A Synchronous AADL Example (from [13]). I sketch below a model of an avionics system based on a specification by Steve Miller and Darren Cofer at Rockwell-Collins [83]. A full description of this model is given in [13]; here I just give an impressionistic description of it and refer to [13] for additional details. The details, as such, are not the point of the example: the key point is to illustrate the idea that a synchronous AADL model can be viewed as a synchronous composition of state machines (one such machine per AADL component), which are formalized in the Real-Time Maude semantics as separate objects that change their state synchronously.

In integrated modular avionics (IMA), a cabinet is a chassis with a power supply, internal bus, and general purpose computing, I/O, and memory cards. Aircraft applications are implemented using the resources in the cabinets. There are always two or more physically separated cabinets on the aircraft so that physical damage does not take out the computer system. The active standby system considers the case of two cabinets and focuses on the logic for deciding which side is active. Each side can fail, and a failed side can recover after failure. In case one side fails, the non-failed side should be the active side. In addition, the pilot can toggle the active status of the sides. The full functionality of each side depends on the two sides’ perception of the availability of other system components. An AADL-like graphical description of the system is shown in Figure 5, and the following is a fragment of its top-level textual representation, which declares the architecture of the system, with the three subcomponents sideOne, sideTwo, and env, and with immediate data connections (denoted by the arrow ‘-​>​’) from the environment to the two sides, and with delayed data connections (‘-​>​>​’) between the two sides. Each subcomponent contains a thread specification (not shown) in AADL’s behavior annex.

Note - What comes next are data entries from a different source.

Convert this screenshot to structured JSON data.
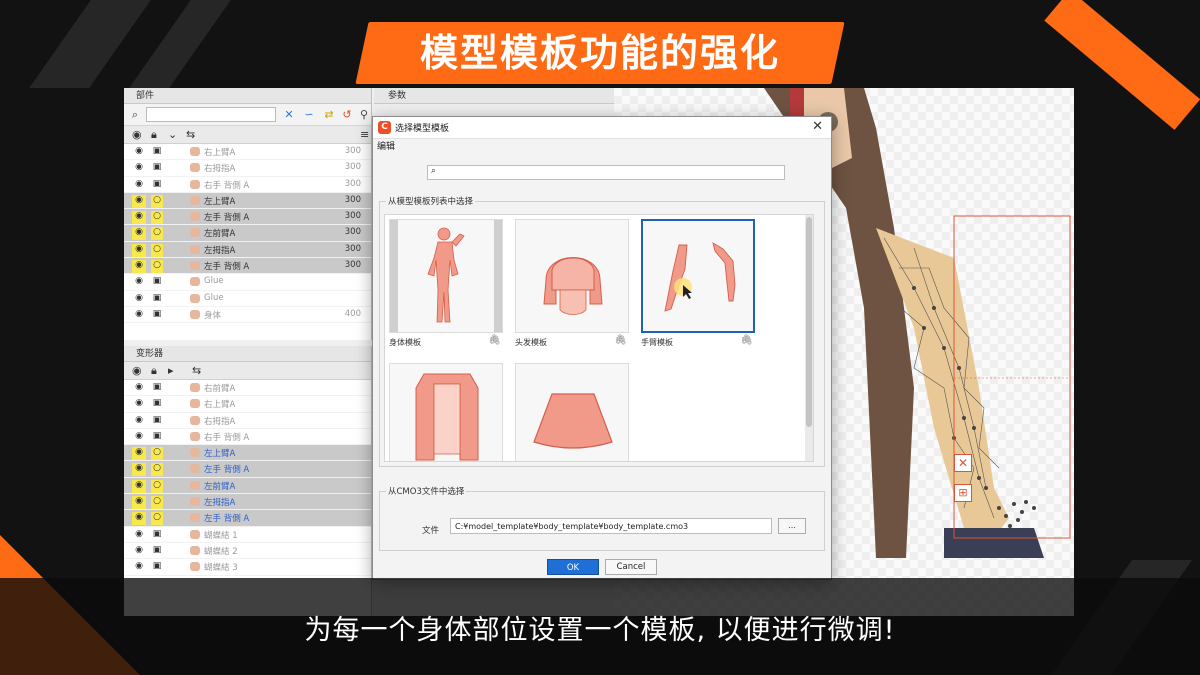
{
  "title": "模型模板功能的强化",
  "subtitle": "为每一个身体部位设置一个模板, 以便进行微调!",
  "colors": {
    "accent": "#ff6a14",
    "selection_blue": "#1f63b8",
    "ok_button": "#1f6fd6",
    "row_highlight": "#f6e84d"
  },
  "parts_panel": {
    "header": "部件",
    "rows": [
      {
        "label": "右上臂A",
        "value": "300",
        "selected": false
      },
      {
        "label": "右拇指A",
        "value": "300",
        "selected": false
      },
      {
        "label": "右手 背側 A",
        "value": "300",
        "selected": false
      },
      {
        "label": "左上臂A",
        "value": "300",
        "selected": true
      },
      {
        "label": "左手 背側 A",
        "value": "300",
        "selected": true
      },
      {
        "label": "左前臂A",
        "value": "300",
        "selected": true
      },
      {
        "label": "左拇指A",
        "value": "300",
        "selected": true
      },
      {
        "label": "左手 背側 A",
        "value": "300",
        "selected": true
      },
      {
        "label": "Glue",
        "value": "",
        "selected": false
      },
      {
        "label": "Glue",
        "value": "",
        "selected": false
      },
      {
        "label": "身体",
        "value": "400",
        "selected": false
      }
    ]
  },
  "deformer_panel": {
    "header": "变形器",
    "rows": [
      {
        "label": "右前臂A",
        "selected": false
      },
      {
        "label": "右上臂A",
        "selected": false
      },
      {
        "label": "右拇指A",
        "selected": false
      },
      {
        "label": "右手 背側 A",
        "selected": false
      },
      {
        "label": "左上臂A",
        "selected": true
      },
      {
        "label": "左手 背側 A",
        "selected": true
      },
      {
        "label": "左前臂A",
        "selected": true
      },
      {
        "label": "左拇指A",
        "selected": true
      },
      {
        "label": "左手 背側 A",
        "selected": true
      },
      {
        "label": "蝴蝶結 1",
        "selected": false
      },
      {
        "label": "蝴蝶結 2",
        "selected": false
      },
      {
        "label": "蝴蝶結 3",
        "selected": false
      }
    ]
  },
  "param_panel": {
    "header": "参数"
  },
  "dialog": {
    "title": "选择模型模板",
    "menu": "编辑",
    "search_placeholder": "",
    "list_group_label": "从模型模板列表中选择",
    "templates": [
      {
        "name": "身体模板",
        "icon": "paperclip-icon",
        "selected": false
      },
      {
        "name": "头发模板",
        "icon": "paperclip-icon",
        "selected": false
      },
      {
        "name": "手臂模板",
        "icon": "paperclip-icon",
        "selected": true
      },
      {
        "name": "",
        "icon": "",
        "selected": false
      },
      {
        "name": "",
        "icon": "",
        "selected": false
      }
    ],
    "file_group_label": "从CMO3文件中选择",
    "file_label": "文件",
    "file_path": "C:¥model_template¥body_template¥body_template.cmo3",
    "browse_label": "...",
    "ok_label": "OK",
    "cancel_label": "Cancel"
  }
}
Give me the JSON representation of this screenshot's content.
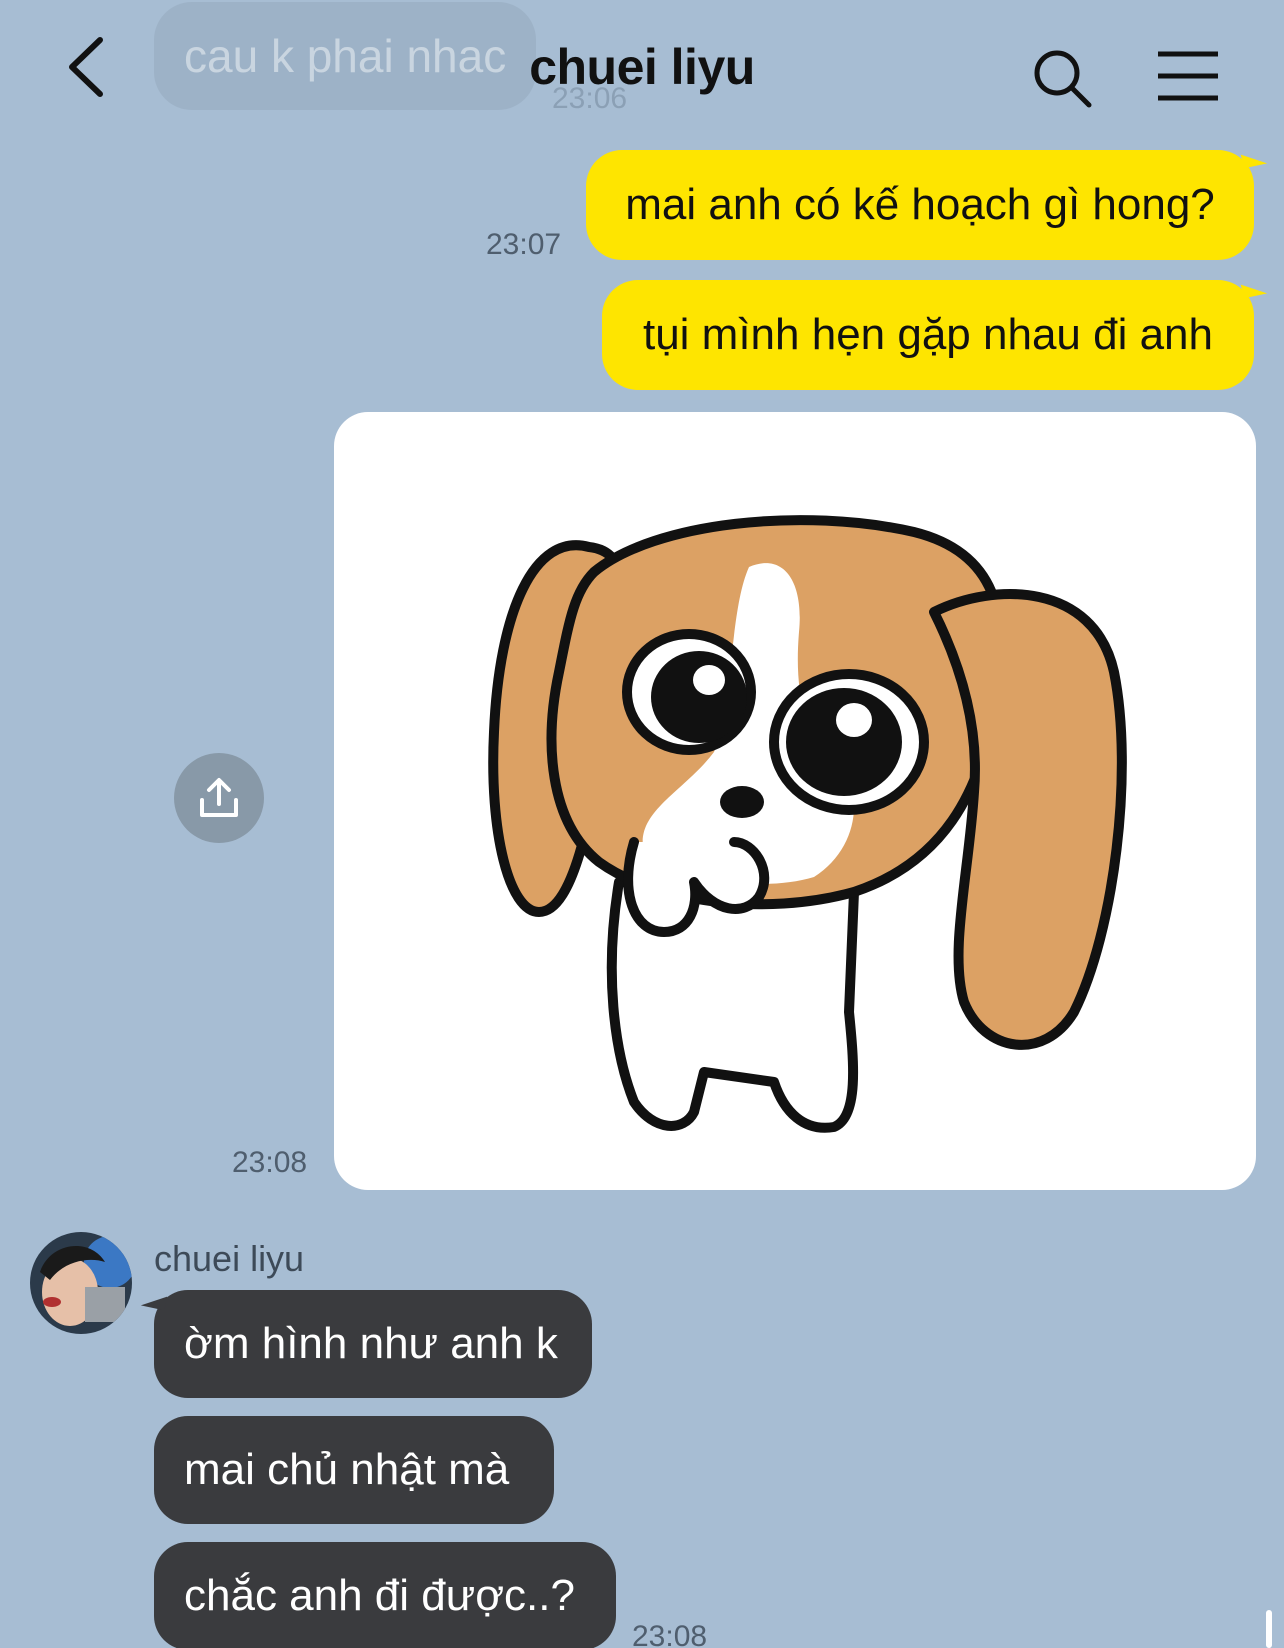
{
  "header": {
    "title": "chuei liyu",
    "back_icon": "chevron-left-icon",
    "search_icon": "search-icon",
    "menu_icon": "hamburger-menu-icon"
  },
  "previous_message": {
    "text": "cau k phai nhac",
    "time": "23:06"
  },
  "outgoing": {
    "messages": [
      "mai anh có kế hoạch gì hong?",
      "tụi mình hẹn gặp nhau đi anh"
    ],
    "time": "23:07",
    "sticker_time": "23:08",
    "sticker_subject": "puppy-sticker",
    "share_icon": "share-upload-icon"
  },
  "incoming": {
    "sender": "chuei liyu",
    "messages": [
      "ờm hình như anh k",
      "mai chủ nhật mà",
      "chắc anh đi được..?"
    ],
    "time": "23:08"
  },
  "colors": {
    "background": "#a7bdd3",
    "outgoing_bubble": "#fee500",
    "incoming_bubble": "#3a3b3e",
    "share_button": "#8899a8"
  }
}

Again, as for Ptolemy II, the key point for AADL is that, for M a synchronous AADL model, the semantic mapping \(M \mapsto \llbracket M \rrbracket \) realized as an AADL plugin associates to M a Real-Time Maude specification that can then be formally analyzed by model checking. For the details of how this is done for the above active standby example I refer the reader to [13]; and for examples in the further extended plugins of Synchronous AADL to [12, 16, 57‐59].